Ferris MC: Ja, eigentlich gilt das Argument mit den Facebook-Fans oder YouTube-Abonnenten auch gar nicht. Man sieht das auf unseren eigenen Facebook-Seiten. Meine hatte damals auch nur 5.000 Fans. Wenn Eko irgendwas bei sich gepostet hat, kam das im Schnitt auf 300 bis vielleicht maximal 1.500 Likes. Das eigentliche Voting hatte aber um die 30.000 Stimmen. Da sieht man also, dass das alleine keinen Ausschlag gegeben hat. Da sind auch ganz viele andere Leute, die für die Serie abgestimmt haben. Allein die Facebook-Fans sind es also nicht gewesen.
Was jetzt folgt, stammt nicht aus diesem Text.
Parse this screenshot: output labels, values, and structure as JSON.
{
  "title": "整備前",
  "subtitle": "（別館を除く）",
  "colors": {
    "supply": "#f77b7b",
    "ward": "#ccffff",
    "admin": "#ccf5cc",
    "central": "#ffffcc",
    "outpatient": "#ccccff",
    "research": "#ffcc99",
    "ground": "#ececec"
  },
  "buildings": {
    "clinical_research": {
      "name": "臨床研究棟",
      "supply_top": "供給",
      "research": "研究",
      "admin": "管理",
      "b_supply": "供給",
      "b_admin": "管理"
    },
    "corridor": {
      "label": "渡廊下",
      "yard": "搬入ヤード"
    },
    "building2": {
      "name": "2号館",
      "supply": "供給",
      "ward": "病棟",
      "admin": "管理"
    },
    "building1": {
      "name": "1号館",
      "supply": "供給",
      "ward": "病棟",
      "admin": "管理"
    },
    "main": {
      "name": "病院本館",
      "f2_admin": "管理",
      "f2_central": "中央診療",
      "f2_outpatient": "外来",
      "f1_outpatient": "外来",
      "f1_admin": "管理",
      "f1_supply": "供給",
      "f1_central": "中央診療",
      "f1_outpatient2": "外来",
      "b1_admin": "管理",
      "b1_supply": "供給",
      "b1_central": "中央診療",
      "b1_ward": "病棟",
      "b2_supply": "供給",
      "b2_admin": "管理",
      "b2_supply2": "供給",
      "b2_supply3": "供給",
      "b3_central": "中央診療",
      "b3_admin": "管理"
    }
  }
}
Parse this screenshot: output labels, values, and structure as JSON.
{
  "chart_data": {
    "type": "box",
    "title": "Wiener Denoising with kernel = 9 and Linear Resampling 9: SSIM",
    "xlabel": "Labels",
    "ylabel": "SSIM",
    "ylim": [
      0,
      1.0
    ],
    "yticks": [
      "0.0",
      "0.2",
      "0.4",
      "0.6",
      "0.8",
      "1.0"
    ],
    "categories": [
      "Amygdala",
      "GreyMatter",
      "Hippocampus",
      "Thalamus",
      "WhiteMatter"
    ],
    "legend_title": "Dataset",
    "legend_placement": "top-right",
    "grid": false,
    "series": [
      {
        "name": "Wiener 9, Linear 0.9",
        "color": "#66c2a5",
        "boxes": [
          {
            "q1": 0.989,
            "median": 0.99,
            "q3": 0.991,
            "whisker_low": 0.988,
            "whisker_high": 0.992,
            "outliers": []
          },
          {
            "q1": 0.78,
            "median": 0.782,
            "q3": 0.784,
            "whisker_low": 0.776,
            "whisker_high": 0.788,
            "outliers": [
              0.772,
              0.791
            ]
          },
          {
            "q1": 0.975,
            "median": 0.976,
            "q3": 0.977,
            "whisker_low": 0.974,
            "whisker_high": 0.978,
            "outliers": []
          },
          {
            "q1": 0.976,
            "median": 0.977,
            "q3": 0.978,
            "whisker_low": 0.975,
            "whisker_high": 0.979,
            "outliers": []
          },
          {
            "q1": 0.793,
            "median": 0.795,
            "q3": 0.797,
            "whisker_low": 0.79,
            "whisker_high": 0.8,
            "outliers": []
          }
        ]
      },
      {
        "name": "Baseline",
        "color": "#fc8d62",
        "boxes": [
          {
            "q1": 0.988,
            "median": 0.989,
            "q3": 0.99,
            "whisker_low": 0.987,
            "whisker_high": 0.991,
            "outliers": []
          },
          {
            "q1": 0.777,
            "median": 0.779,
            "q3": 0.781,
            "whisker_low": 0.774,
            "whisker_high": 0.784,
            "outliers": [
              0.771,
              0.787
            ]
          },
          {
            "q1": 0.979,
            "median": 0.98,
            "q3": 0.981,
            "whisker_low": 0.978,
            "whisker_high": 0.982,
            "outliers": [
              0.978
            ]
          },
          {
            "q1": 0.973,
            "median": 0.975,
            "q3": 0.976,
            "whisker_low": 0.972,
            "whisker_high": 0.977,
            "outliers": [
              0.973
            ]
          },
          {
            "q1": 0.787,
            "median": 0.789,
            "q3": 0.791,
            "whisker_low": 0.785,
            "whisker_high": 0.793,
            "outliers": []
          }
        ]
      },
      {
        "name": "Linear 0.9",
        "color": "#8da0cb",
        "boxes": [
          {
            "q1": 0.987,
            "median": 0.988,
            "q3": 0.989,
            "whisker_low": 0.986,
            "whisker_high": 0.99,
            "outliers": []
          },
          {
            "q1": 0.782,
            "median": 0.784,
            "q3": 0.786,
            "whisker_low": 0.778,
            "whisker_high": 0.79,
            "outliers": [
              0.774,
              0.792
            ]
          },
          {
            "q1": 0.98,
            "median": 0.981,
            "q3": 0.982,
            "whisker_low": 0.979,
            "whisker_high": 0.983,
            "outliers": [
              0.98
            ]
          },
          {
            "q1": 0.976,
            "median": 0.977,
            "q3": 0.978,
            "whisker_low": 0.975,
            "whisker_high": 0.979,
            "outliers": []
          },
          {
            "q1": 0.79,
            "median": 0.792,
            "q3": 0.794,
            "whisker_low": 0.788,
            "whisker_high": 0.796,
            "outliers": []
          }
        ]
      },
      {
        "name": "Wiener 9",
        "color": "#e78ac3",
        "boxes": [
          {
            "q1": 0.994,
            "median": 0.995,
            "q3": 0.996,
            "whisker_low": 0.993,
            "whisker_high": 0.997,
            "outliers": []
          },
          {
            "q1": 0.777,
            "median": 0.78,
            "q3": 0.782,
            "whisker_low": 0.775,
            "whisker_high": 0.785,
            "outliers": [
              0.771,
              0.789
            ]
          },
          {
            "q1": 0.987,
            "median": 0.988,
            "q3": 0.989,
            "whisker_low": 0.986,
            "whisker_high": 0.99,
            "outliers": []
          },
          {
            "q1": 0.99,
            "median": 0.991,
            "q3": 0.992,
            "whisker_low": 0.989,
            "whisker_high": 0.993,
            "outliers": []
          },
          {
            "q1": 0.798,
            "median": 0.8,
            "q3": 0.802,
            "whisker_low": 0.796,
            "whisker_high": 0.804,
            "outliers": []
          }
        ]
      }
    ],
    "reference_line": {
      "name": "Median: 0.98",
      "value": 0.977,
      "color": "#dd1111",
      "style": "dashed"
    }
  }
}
Welche Rolle spielt die Verzahnung von Online und Fernsehen heutzutage?
Eko Fresh: Ich glaube, dass sich das Fernsehverhalten heutzutage verändert hat. Wenn man zum Beispiel Fußball schaut, twittert man live mit. Wenn man eine geile Serie kennt, postet man das, damit die Freunde das auch sehen. Man will sich hinterher mit seinen Freunden darüber unterhalten – ohne natürlich zu spoilern. Das haben auch langsam die Sender erkannt. Ich glaube aber, dass ZDFneo das schon lange erkannt hat. Die sollen ja die junge Abteilung vom ZDF sein. Daher passen wir da gut hin. Ich glaube, dass zum Beispiel unsere Dialoge woanders niemals so abgenickt worden wären – von keinem Sender! Da muss ich die ZDFneo-Leute loben, weil die mit uns etwas wagen. Bei Jan Böhmermann sieht man ja auch, dass der intelligent und zugleich provokant ist. Das macht der geil! Das hat auch ZDFneo gesehen, dass er es würdig ist, ihm eine solche Plattform zu bieten. Das ist ein Experimentierbecken, wo man sehen kann, wohin sich die Fernsehlandschaft bewegt.
Welche Projekte stehen ansonsten bei Ihnen an?
Eko Fresh: Die Musik läuft ja immer weiter wie eine Endlosschleife. Im Filmbereich habe ich sehr gutes Feedback bekommen. Ich selbst sehe mich da eher noch als Anfänger – obwohl ich in den letzten 15 Jahren etwas in dieser Richtung gemacht habe und immer noch dazu lerne. Ich habe zwar Angebote, überlege mir jetzt aber ganz genau, was ich als Nächstes mache. Denn in meiner Filmografie habe ich jetzt den Kinofilm «3 Türken und ein Baby» und die eigene Serie «Blockbustaz». Ich will nur noch authentische Sachen machen und habe deswegen schon etwas abgelehnt. Was ich als nächstes drehen werde, kann ich im Moment leider noch nicht verraten…
Ferris MC: Bei mir steht natürlich die «Deichkind»-Tour und das neue Album an. Ich arbeite auch an meinem Solo-Album. Ich habe außerdem Filmangebote, die ich schon zugesagt habe, zu denen ich aber leider noch nicht so viel verraten darf. Ich gehe da bei der Auswahl aber schon nach guten Drehbüchern oder dem Cast. Also keine „Rote-Teppich-Schlampen“, sondern eben richtig gute Schauspieler – da bin ich dabei!
(lacht)
Vielen Dank für das Gespräch!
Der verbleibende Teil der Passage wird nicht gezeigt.